Soon I was back to my usual routine of reading in the grass of the college library and the Quad. After all the excitement of the Randy case, my days seemed particularly dull and without purpose. Randy had awoken a new part of my brain, the creative part. Unfortunately, before I could explore my vivid, new imagination, Randy and his story had all but evaporated. I now longed for some new adventure and a new mystery to engage me.

Eventually, my summer routine had to be revamped to accommodate my newfound inquisitiveness. At the risk of being very cliché, I would say that my new motto became “curiosity killed the cat, but satisfaction brought it back”. Everyday I would wake up awaiting the next intrigue. I would set off to do some reading on a sunny, public lawn somewhere. Actually, I was not getting much reading done, I was too busy eavesdropping and observing all passersby to make any progress in the new paperback I had purchased after my old novel been torn apart.

My first case after randy was the elderly lady who I called Mrs. Brown. I had seen her walking across our Central Park with a small Pomeranian and a smug look on her face. I was sure that she was a serial killer who was just acting as an old lady to lure in victims. Who would suspect a batty old lady wearing pink floral dresses and wearing glasses nearly two inches thick? I could see right through her disguise; underneath she was a malicious, twisted person. Her methods were devious; she would ask for assistance from young folk while getting into her car and then kidnapped them and hauled them out of town to do them in.

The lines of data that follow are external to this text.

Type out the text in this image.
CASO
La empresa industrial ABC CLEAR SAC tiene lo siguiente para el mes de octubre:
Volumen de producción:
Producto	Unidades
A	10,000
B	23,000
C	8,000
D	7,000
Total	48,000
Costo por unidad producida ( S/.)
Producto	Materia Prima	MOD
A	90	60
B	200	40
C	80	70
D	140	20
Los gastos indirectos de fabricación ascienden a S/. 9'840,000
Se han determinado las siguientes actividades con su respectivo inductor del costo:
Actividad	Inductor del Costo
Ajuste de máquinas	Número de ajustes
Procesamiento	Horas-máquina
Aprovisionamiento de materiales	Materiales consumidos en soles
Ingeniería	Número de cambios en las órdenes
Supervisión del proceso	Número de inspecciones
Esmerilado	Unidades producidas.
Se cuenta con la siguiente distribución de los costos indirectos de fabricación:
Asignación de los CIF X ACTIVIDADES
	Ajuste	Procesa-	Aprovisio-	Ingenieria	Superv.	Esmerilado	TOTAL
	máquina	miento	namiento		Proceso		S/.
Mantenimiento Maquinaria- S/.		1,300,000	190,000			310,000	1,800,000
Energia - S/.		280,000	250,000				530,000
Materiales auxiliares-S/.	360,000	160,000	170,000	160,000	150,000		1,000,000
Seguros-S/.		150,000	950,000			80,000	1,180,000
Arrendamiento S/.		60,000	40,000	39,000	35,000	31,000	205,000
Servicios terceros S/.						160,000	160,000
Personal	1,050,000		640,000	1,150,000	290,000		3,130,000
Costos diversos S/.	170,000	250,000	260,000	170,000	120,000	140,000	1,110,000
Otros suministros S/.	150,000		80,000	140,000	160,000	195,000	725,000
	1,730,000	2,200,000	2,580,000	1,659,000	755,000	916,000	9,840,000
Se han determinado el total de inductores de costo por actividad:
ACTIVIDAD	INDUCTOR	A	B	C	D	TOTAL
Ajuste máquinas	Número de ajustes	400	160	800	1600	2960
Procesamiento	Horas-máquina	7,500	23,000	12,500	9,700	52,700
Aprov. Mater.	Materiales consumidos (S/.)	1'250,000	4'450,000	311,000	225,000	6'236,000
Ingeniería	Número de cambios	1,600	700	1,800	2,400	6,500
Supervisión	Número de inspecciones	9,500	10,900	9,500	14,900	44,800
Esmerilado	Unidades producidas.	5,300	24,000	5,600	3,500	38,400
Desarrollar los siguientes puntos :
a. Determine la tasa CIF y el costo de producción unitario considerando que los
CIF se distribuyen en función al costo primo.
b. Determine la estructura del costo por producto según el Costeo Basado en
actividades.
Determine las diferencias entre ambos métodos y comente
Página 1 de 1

There was also the middle-aged man, Mr. Curbert, who stole people’s cars to resell them. There was the young woman, Natalie, who was an obsessive kleptomaniac as well as a teenage bank robber called Shawn. That was only a fraction of the tales I concocted. The stories escalated in excitement from case to case and I was enjoying myself more with each case. I filled many spiral notebooks with observations and evidence of people’s mischievous. I also took tons of photos of my suspects and everything relevant to them. Many might think it was an obsession but really it was a hobby. I would focus on a particular individual for a long period of time. I always did my best not to get too involved in my stories. Stories became second nature to me, a part of who I was.
* * *

I have a different life now though and many parts of my world have changed. At the same time, some things remain the same forever- my imagination is as active as it was back then. After all these years, I can still remember back to the happy times sitting on lawns spying on the population, creating new stories for people all the time. I had a story before that summer and if I could match a cloth with that story it would be an earth tone. After that summer it had morphed into a different tale altogether and had changed into many different fabrics of vibrant hues. Those fabrics pieced together to form a quilt that tells the story of my life, intricate yet simultaneously very simple. Randy is running the sewing machine.